"Du wirst ein Kind empfangen, einen Sohn wirst du
gebären."
Wovon im ersten Kapitel des Lukas-Evangeliums erzählt wird, das
kommt jeden Tag auf der ganzen Welt unzählige Male vor: Eine Frau
erfährt, dass sie ein Kind bekommen wird.
Das Besondere an dieser Erzählung: Kein irdischer Mann ist
beteiligt an der Zeugung dieses Kindes, von dem Maria erfährt, dass
es ihr Leben in den nächsten Jahren bestimmen wird.
Was aus dem Text nicht direkt hervorgeht, aber hier nicht
verschwiegen werden soll: Maria hat mit ihrer Entscheidung ihre
Zukunft riskiert. Denn für unverheiratete Frauen bedeutete
schwanger werden damals, gesellschaftlich geächtet, wenn nicht
sogar gesteinigt zu werden. Maria legt also einen besonderen Mut an
den Tag.
Theologen waren und sind damit beschäftigt, zu betonen, dass im
Zentrum dieser Geschichte eigentlich nicht Maria, sondern Jesus
Christus und sein Sohn-Gottes-Sein steht. Und sie diskutieren
darüber, wie dieses Sohn-Gottes-Sein zu verstehen ist. Zweifellos
theologisch bedeutsame Fragen. Ich finde es trotzdem schade, dass
die Alltagserfahrung in diesem Text darüber ganz aus dem Blick
gerät: Eine Frau erfährt, dass sie Mutter wird.
Mutterschaft und ihre Auswirkungen sind ein Thema, das benahe
alle Frauen in der einen oder anderen Form beschäftigt. Egal, ob
sich eine Frau für oder gegen Kinder entscheidet, die Frage steht
im Raum. Für viele Frauen stellt sie ein Dilemma dar, für das sich
keine befriedigende Lösung findet. Denn: anscheinend kann man es in
dieser Frage nicht richtig machen.
Frauen, die die vorgegebene, weibliche Rolle als Mutter nicht
erfüllen, werden darauf angesprochen und müssen sich
rechtfertigen. Ihnen gegenüber herrscht das Vorurteil, sie seien
keine richtigen Frauen, weil sie keinen Kinderwunsch verspüren.

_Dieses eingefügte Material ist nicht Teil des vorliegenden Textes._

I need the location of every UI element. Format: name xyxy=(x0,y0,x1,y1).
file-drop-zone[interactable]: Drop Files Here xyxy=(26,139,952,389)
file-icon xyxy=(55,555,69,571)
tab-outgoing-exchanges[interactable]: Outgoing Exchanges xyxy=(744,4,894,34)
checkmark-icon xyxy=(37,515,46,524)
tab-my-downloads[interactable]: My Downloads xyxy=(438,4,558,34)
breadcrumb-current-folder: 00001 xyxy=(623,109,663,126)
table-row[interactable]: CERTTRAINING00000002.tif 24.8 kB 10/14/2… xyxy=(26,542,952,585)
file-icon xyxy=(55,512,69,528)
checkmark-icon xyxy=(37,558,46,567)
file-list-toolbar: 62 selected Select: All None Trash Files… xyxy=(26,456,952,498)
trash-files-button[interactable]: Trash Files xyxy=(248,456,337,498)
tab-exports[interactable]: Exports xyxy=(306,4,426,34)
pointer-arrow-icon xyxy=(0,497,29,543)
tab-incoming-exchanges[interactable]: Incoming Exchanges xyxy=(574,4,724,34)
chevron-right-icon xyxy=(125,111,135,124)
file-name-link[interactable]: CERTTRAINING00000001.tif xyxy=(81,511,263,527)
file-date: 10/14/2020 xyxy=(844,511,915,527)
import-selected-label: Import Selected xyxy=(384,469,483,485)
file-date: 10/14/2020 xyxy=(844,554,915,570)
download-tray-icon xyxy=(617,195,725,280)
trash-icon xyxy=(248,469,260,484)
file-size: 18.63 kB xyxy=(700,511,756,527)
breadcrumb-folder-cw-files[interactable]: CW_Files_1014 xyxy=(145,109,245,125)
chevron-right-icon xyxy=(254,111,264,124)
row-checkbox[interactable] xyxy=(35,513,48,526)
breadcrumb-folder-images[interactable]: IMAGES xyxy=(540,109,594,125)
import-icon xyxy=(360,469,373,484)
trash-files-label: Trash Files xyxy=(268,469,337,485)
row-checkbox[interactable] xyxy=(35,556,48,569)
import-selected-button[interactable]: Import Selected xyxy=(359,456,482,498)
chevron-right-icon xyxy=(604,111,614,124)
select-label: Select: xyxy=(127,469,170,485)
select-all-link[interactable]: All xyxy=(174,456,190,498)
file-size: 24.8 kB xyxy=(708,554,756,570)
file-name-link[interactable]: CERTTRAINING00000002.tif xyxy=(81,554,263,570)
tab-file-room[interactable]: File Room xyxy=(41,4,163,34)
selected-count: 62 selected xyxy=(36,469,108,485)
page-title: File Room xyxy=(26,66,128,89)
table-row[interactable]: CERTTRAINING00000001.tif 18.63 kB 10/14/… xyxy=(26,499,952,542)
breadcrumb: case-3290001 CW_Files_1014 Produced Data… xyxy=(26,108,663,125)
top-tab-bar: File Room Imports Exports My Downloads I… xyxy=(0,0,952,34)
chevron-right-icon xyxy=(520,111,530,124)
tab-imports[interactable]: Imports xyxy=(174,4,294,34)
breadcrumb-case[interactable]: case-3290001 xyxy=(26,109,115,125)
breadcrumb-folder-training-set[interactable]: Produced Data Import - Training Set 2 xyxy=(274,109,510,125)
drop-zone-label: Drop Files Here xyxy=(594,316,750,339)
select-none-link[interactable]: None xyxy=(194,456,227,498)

Frauen, die sich für’s Kinderkriegen entscheiden, ernsten aber
ebenfalls schiefe Blicke: Wenn sie sich für Familie und beruf
entscheiden, müssen sie mit der kräfteraubenden Doppelbelastung
zurande kommen. Und zusätzlich bekommen sie durchaus zu hören,
dass sie sich als arbeitende Mütter nicht genug um ihre Kinder
kümmern.
Wenn Frauen sich aber auf die Erziehung konzentrieren und zu
Hause bleiben, wird das auch nicht unbedingt mit Anerkennung
belohnt. Sie sind dann eben "nur" Hausfrauen und sonst
nichts.
Diese paradoxe Situation, dass es anscheinend keinen richtigen
Weg gibt, hängt mit den gängigen Vorstellungen von Wirtschaft
zusammen: Was zählt, ist die Produktion, das zur Verfügung stellen
von Gütern und Dienstleistungen. Diese Produkte können gegen Geld
getauscht werden. Sie sind Quellen von Reichtum. Was zählt, ist
also die Geldwirtschaft.
Die Produktion von Leben und die damit verbundene
Versorgungsarbeit werden in diesem Denken ausgeblendet und als
Re-produktion abgewertet.
Lohn- und Erwerbsarbeit werden in diesem gängigen
Ökonomiedenken als Grundlage des menschlichen Lebens definiert. Sie
werden ins Zentrum des Arbeitsbegriffs und der
Geldverteilungsordnung gestellt. Damit gerät die Notwendigkeit,
Leben zu bewahren, aus dem Blick.
Theologinnen und Ethikerinnen haben betont, dass dieses Dilemma
nicht allein durch die Bezahlung von Haus- und Kinderarbeit gelöst
werden kann. Was Not tut, ist ein neues Verständnis von Ökonomie.
Eine Sichtweise, die die Sorge um das Leben ins Zentrum stellt. Was
Not tut ist ein Denken, dass das mütterliche Tun neu wert schätzt
und zum macht.
Und das führt uns - aus der Perspektive der Frauen betrachtet -
wieder zurück zum Besonderen an der Geschichte, die im ersten
Kapitel des Lukas-Evangeliums erzählt wird: Die Geschichte stellt
das mütterliche Tun ins Zentrum. Für die Menschwerdung Gottes
braucht es eine Frau aus Fleisch und Blut.